« Cela a été un choc immédiat pour moi». C’est lors d’un cours d’analyse musicale consacré aux instruments rares, que le musicien Thomas Bloch est tombé fou amoureux des sonorités de l’armonica de verre (sans “h”).
Originaire de Colmar, il est arrivé il y a quelques jours à Los Angeles où il a été invité par l’opéra de la ville à jouer dans l’opéra de Donizetti «Lucia di Lammermoor » (six représentations jusqu’au 6 avril).
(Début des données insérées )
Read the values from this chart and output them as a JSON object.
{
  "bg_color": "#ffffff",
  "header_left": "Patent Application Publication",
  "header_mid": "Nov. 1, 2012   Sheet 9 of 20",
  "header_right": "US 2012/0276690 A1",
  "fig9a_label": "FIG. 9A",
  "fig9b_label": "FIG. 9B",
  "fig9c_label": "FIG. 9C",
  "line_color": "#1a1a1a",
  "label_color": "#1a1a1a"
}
Thomas Bloch a d’ailleurs fait le trajet avec l’instrument. “A l’aéroport, on me regarde toujours d’un drôle d’air: au scanner, l’armonica ressemble à un gros poisson”, plaisante-t-il.
Et pour cause, créé en 1761 par l’un des pères fondateurs des Etats-Unis, Benjamin Franklin, cet étrange instrument de musique que l’on appelle parfois glassharmonica, se compose de bols en cristal ou en verre empilés sur un axe horizontal, entraîné par une pédale (qui fait penser à une machine à coudre). Le musicien doit se mouiller les doigts, puis frotter les verres qui émettent alors un son cristallin. « C’est un peu le même principe que lorsque vous glissez votre doigt mouillé sur le rebord d’un verre », explique Thomas Bloch.
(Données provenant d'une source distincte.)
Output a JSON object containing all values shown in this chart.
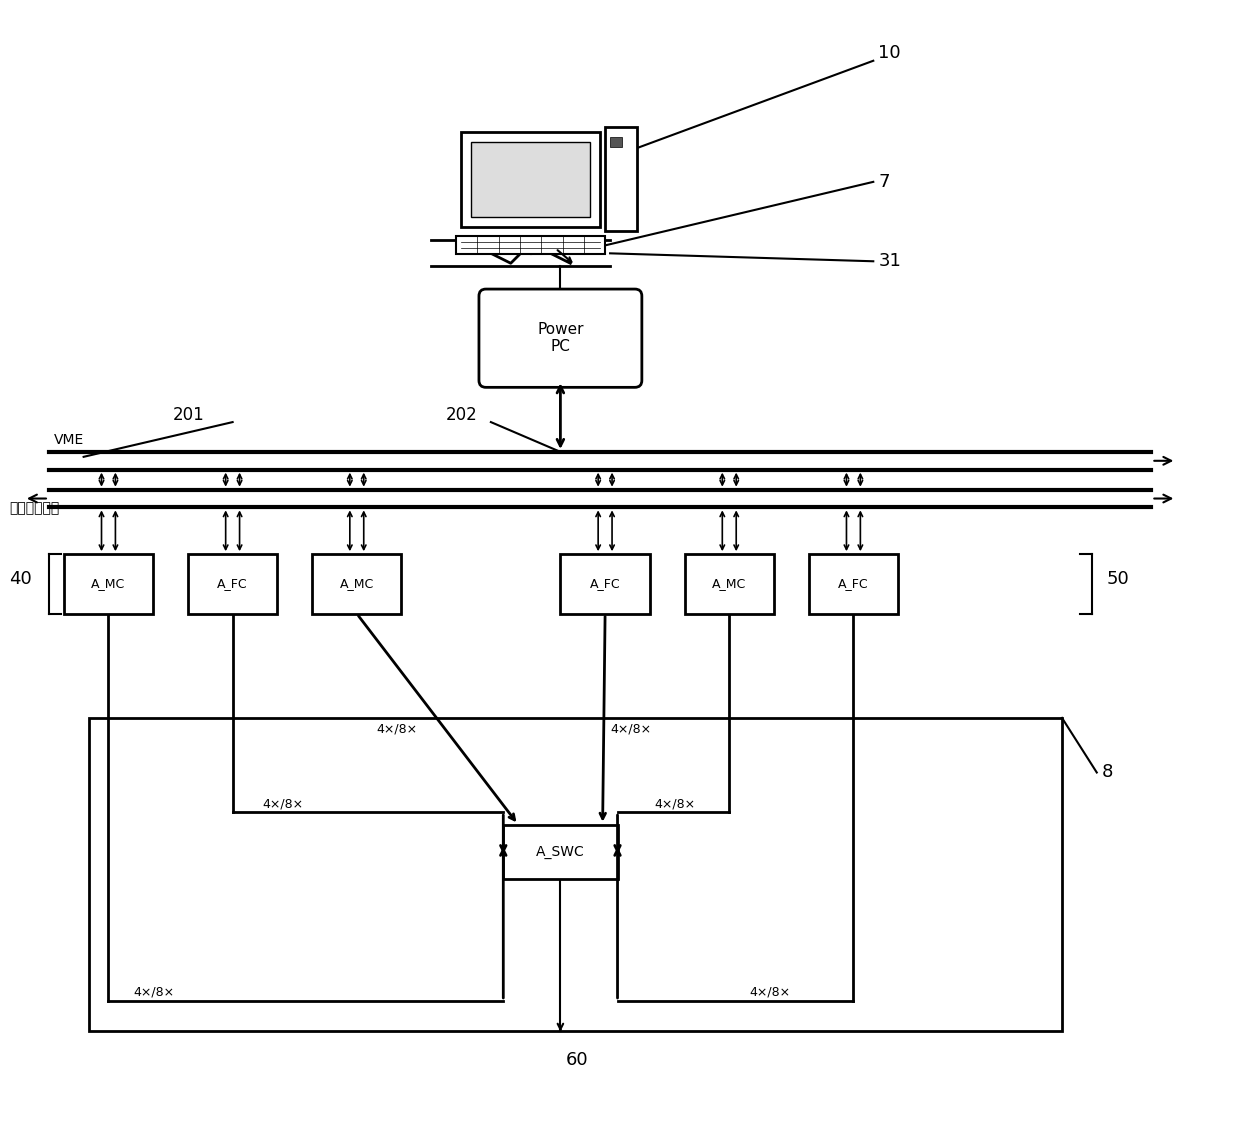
{
  "bg_color": "#ffffff",
  "line_color": "#000000",
  "labels": {
    "num_10": "10",
    "num_7": "7",
    "num_31": "31",
    "num_201": "201",
    "num_202": "202",
    "num_40": "40",
    "num_50": "50",
    "num_8": "8",
    "num_60": "60",
    "vme": "VME",
    "sync": "同步信号总线",
    "powerpc": "Power\nPC",
    "a_swc": "A_SWC",
    "modules": [
      "A_MC",
      "A_FC",
      "A_MC",
      "A_FC",
      "A_MC",
      "A_FC"
    ],
    "bandwidth": "4×/8×"
  },
  "fig_width": 12.4,
  "fig_height": 11.39
}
L’armonica accusé de rendre les gens fous
Mozart l’utilisera lui-même dans sa dernière œuvre de musique de chambre, tout comme Beethoven, Saint-Saens, Richard Strauss et Paganini (qui le surnomme « l’orgue des anges »). Mais l’instrument va malheureusement disparaître au XIXe siècle, accusé de rendre les gens fous. En réalité, ce serait le plomb des armonicas du XVIIIe siècle qui aurait pu favoriser le saturnisme chez certains musiciens.
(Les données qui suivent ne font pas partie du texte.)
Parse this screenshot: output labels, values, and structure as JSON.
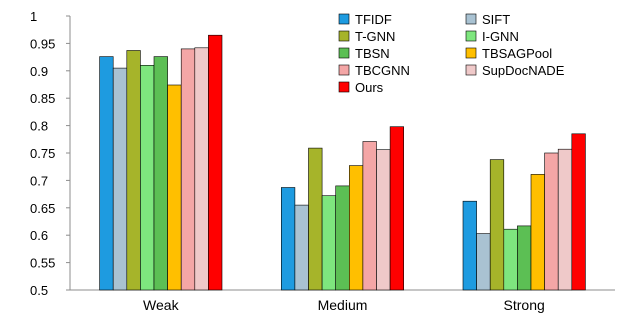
{
  "chart_data": {
    "type": "bar",
    "categories": [
      "Weak",
      "Medium",
      "Strong"
    ],
    "ylim": [
      0.5,
      1.0
    ],
    "y_ticks": [
      "0.5",
      "0.55",
      "0.6",
      "0.65",
      "0.7",
      "0.75",
      "0.8",
      "0.85",
      "0.9",
      "0.95",
      "1"
    ],
    "grid": false,
    "legend_position": "top-right",
    "series": [
      {
        "name": "TFIDF",
        "color": "#1e9be0",
        "values": [
          0.926,
          0.687,
          0.662
        ]
      },
      {
        "name": "SIFT",
        "color": "#a9c2d2",
        "values": [
          0.905,
          0.655,
          0.603
        ]
      },
      {
        "name": "T-GNN",
        "color": "#a6b42a",
        "values": [
          0.937,
          0.759,
          0.738
        ]
      },
      {
        "name": "I-GNN",
        "color": "#7ee67e",
        "values": [
          0.91,
          0.672,
          0.611
        ]
      },
      {
        "name": "TBSN",
        "color": "#5cbf54",
        "values": [
          0.926,
          0.69,
          0.617
        ]
      },
      {
        "name": "TBSAGPool",
        "color": "#ffbf00",
        "values": [
          0.874,
          0.727,
          0.711
        ]
      },
      {
        "name": "TBCGNN",
        "color": "#f4a6a6",
        "values": [
          0.94,
          0.771,
          0.75
        ]
      },
      {
        "name": "SupDocNADE",
        "color": "#efc9c9",
        "values": [
          0.942,
          0.756,
          0.757
        ]
      },
      {
        "name": "Ours",
        "color": "#ff0000",
        "values": [
          0.965,
          0.798,
          0.785
        ]
      }
    ]
  }
}
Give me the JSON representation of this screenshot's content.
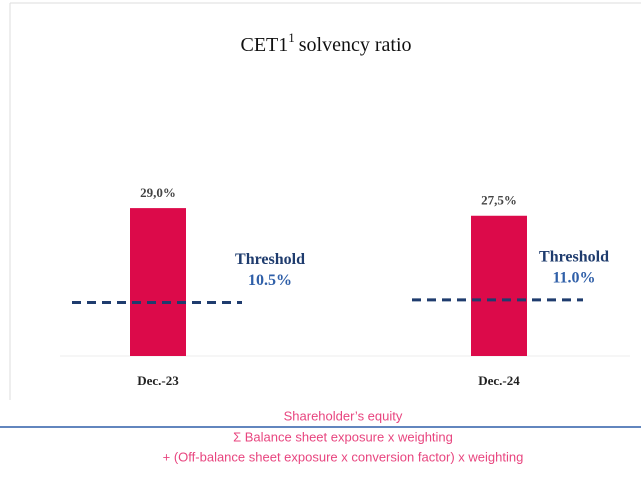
{
  "chart_data": {
    "type": "bar",
    "title": "CET1",
    "title_superscript": "1",
    "title_rest": "solvency ratio",
    "categories": [
      "Dec.-23",
      "Dec.-24"
    ],
    "values": [
      29.0,
      27.5
    ],
    "value_labels": [
      "29,0%",
      "27,5%"
    ],
    "color": "#dc0a4a",
    "thresholds": {
      "name": "Threshold",
      "values": [
        10.5,
        11.0
      ],
      "value_labels": [
        "10.5%",
        "11.0%"
      ],
      "color": "#1f3c6e"
    },
    "ylim": [
      0,
      40
    ],
    "footnote": [
      "Shareholder’s equity",
      "Σ Balance  sheet exposure x weighting",
      "+ (Off-balance sheet exposure x conversion factor) x weighting"
    ]
  }
}
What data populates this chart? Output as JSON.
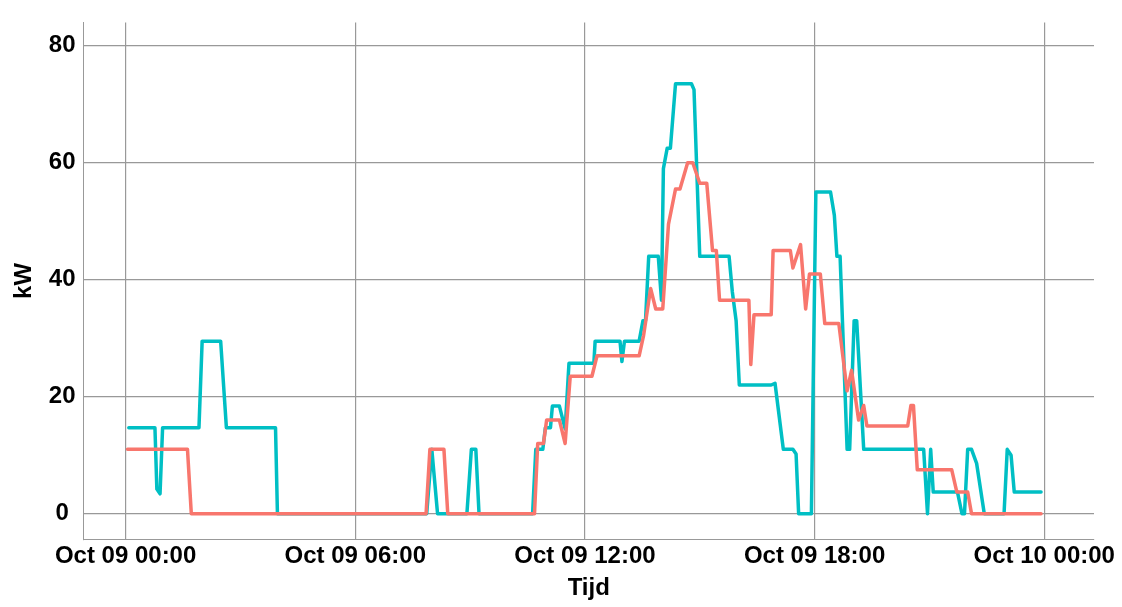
{
  "chart_data": {
    "type": "line",
    "xlabel": "Tijd",
    "ylabel": "kW",
    "xlim": [
      "--10-08T22:54",
      "--10-10T01:18"
    ],
    "ylim": [
      -4.4,
      84
    ],
    "xticks": [
      {
        "value": "--10-09T00:00",
        "label": "Oct 09 00:00"
      },
      {
        "value": "--10-09T06:00",
        "label": "Oct 09 06:00"
      },
      {
        "value": "--10-09T12:00",
        "label": "Oct 09 12:00"
      },
      {
        "value": "--10-09T18:00",
        "label": "Oct 09 18:00"
      },
      {
        "value": "--10-10T00:00",
        "label": "Oct 10 00:00"
      }
    ],
    "yticks": [
      0,
      20,
      40,
      60,
      80
    ],
    "grid": true,
    "legend": false,
    "marker": "none",
    "line_style": "solid",
    "series": [
      {
        "color": "#f8766d",
        "x": [
          "--10-09T00:03",
          "--10-09T01:37",
          "--10-09T01:43",
          "--10-09T07:51",
          "--10-09T07:57",
          "--10-09T08:19",
          "--10-09T08:25",
          "--10-09T10:41",
          "--10-09T10:46",
          "--10-09T10:55",
          "--10-09T11:00",
          "--10-09T11:20",
          "--10-09T11:29",
          "--10-09T11:37",
          "--10-09T12:11",
          "--10-09T12:19",
          "--10-09T13:25",
          "--10-09T13:32",
          "--10-09T13:43",
          "--10-09T13:51",
          "--10-09T14:02",
          "--10-09T14:11",
          "--10-09T14:22",
          "--10-09T14:29",
          "--10-09T14:41",
          "--10-09T14:49",
          "--10-09T15:00",
          "--10-09T15:11",
          "--10-09T15:20",
          "--10-09T15:26",
          "--10-09T15:31",
          "--10-09T16:17",
          "--10-09T16:20",
          "--10-09T16:25",
          "--10-09T16:52",
          "--10-09T16:55",
          "--10-09T17:22",
          "--10-09T17:26",
          "--10-09T17:38",
          "--10-09T17:46",
          "--10-09T17:52",
          "--10-09T18:09",
          "--10-09T18:16",
          "--10-09T18:38",
          "--10-09T18:51",
          "--10-09T18:58",
          "--10-09T19:09",
          "--10-09T19:17",
          "--10-09T19:22",
          "--10-09T20:26",
          "--10-09T20:31",
          "--10-09T20:35",
          "--10-09T20:41",
          "--10-09T21:35",
          "--10-09T21:43",
          "--10-09T22:00",
          "--10-09T22:06",
          "--10-09T23:55"
        ],
        "values": [
          11,
          11,
          0,
          0,
          11,
          11,
          0,
          0,
          12,
          12,
          16,
          16,
          12,
          23.5,
          23.5,
          27,
          27,
          30.5,
          38.5,
          35,
          35,
          49.5,
          55.5,
          55.5,
          60,
          60,
          56.5,
          56.5,
          45,
          45,
          36.5,
          36.5,
          25.5,
          34,
          34,
          45,
          45,
          42,
          46,
          35,
          41,
          41,
          32.5,
          32.5,
          21,
          24.5,
          16,
          18.5,
          15,
          15,
          18.5,
          18.5,
          7.5,
          7.5,
          3.7,
          3.7,
          0,
          0
        ]
      },
      {
        "color": "#00bfc4",
        "x": [
          "--10-09T00:05",
          "--10-09T00:46",
          "--10-09T00:49",
          "--10-09T00:54",
          "--10-09T00:58",
          "--10-09T01:55",
          "--10-09T02:00",
          "--10-09T02:29",
          "--10-09T02:38",
          "--10-09T03:55",
          "--10-09T03:58",
          "--10-09T07:52",
          "--10-09T08:00",
          "--10-09T08:09",
          "--10-09T08:55",
          "--10-09T09:02",
          "--10-09T09:09",
          "--10-09T09:14",
          "--10-09T10:38",
          "--10-09T10:43",
          "--10-09T10:54",
          "--10-09T10:58",
          "--10-09T11:06",
          "--10-09T11:09",
          "--10-09T11:20",
          "--10-09T11:29",
          "--10-09T11:35",
          "--10-09T12:14",
          "--10-09T12:16",
          "--10-09T12:55",
          "--10-09T12:58",
          "--10-09T13:02",
          "--10-09T13:25",
          "--10-09T13:31",
          "--10-09T13:35",
          "--10-09T13:40",
          "--10-09T13:55",
          "--10-09T14:00",
          "--10-09T14:03",
          "--10-09T14:09",
          "--10-09T14:14",
          "--10-09T14:22",
          "--10-09T14:47",
          "--10-09T14:51",
          "--10-09T15:00",
          "--10-09T15:46",
          "--10-09T15:51",
          "--10-09T15:57",
          "--10-09T16:02",
          "--10-09T16:52",
          "--10-09T16:58",
          "--10-09T17:11",
          "--10-09T17:26",
          "--10-09T17:31",
          "--10-09T17:35",
          "--10-09T17:55",
          "--10-09T18:02",
          "--10-09T18:25",
          "--10-09T18:31",
          "--10-09T18:35",
          "--10-09T18:40",
          "--10-09T18:51",
          "--10-09T18:55",
          "--10-09T19:02",
          "--10-09T19:06",
          "--10-09T19:17",
          "--10-09T20:51",
          "--10-09T20:57",
          "--10-09T21:02",
          "--10-09T21:06",
          "--10-09T21:44",
          "--10-09T21:51",
          "--10-09T21:55",
          "--10-09T22:00",
          "--10-09T22:06",
          "--10-09T22:14",
          "--10-09T22:26",
          "--10-09T22:57",
          "--10-09T23:02",
          "--10-09T23:08",
          "--10-09T23:13",
          "--10-09T23:55"
        ],
        "values": [
          14.7,
          14.7,
          4.2,
          3.4,
          14.7,
          14.7,
          29.5,
          29.5,
          14.7,
          14.7,
          0,
          0,
          11,
          0,
          0,
          11,
          11,
          0,
          0,
          11,
          11,
          14.7,
          14.7,
          18.4,
          18.4,
          14.5,
          25.7,
          25.7,
          29.5,
          29.5,
          26,
          29.5,
          29.5,
          33,
          33,
          44,
          44,
          36.5,
          59,
          62.5,
          62.5,
          73.5,
          73.5,
          72.5,
          44,
          44,
          38,
          33,
          22,
          22,
          22.3,
          11,
          11,
          10.2,
          0,
          0,
          55,
          55,
          51,
          44,
          44,
          11,
          11,
          33,
          33,
          11,
          11,
          0,
          11,
          3.7,
          3.7,
          0,
          0,
          11,
          11,
          8.6,
          0,
          0,
          11,
          10,
          3.7,
          3.7
        ]
      }
    ]
  }
}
« Après avoir découvert cet instrument, j’ai tout de suite voulu essayer de m’en procurer un. Il n’y avait qu’une seule personne dans le monde qui avait décidé de ressusciter l’armonica de verre en 1982 : un maître-verrier d’origine allemande du nom de Gerhard Finkenbeiner, basé à Boston ! Il m’a très vite envoyé une cassette audio de l’instrument puis m’a fait livrer par la poste l’armonica achevé. Il m’a fallu plus de trois ans pour trouver ma propre technique. C’est compliqué car il y a peu de méthodes : je me suis notamment aidé d’un livre qui remonte au XVIIIe siècle ! ».
Sollicité par Daft Punk et Radiohead
Aujourd’hui, ils ne sont que six musiciens dans le monde à jouer de l’armonica de verre. Ces dernières années, l’instrument suscite un vrai regain d’intérêt. Thomas Bloch, spécialisé également dans deux autres instruments rares (les ondes martenos et le cristal Baschet) a notamment été sollicité par le cinéma : dans le film Amadeus de Milos Forman ou encore la Marche de l’Empereur, dont la B.O a été composée par Emilie Simon. Mais aussi par des artistes comme Radiohead, Vanessa Paradis ou encore Daft Punk !
Une passion pour les instruments rares que le musicien partage avec sa compagne, la talentueuse harpiste Pauline Haas venue le rejoindre à L.A, où ils donneront ensemble deux concerts (l’un de musique de chambre, l’autre en duo), à Downtown et Pasadena, invité par l’organisation Da Camera.
« Nous avons cela en commun: je possède et joue toutes sortes de harpes rares. Egyptienne, celtique, électro-acoustique, paraguayenne, et même un instrument restauré du XVIIIe siècle ! » explique-t-elle. “Le son de la harpe est très concret, tandis que celui de l’armonica de verre est assez flou. Du coup, nous nous complétons bien !”.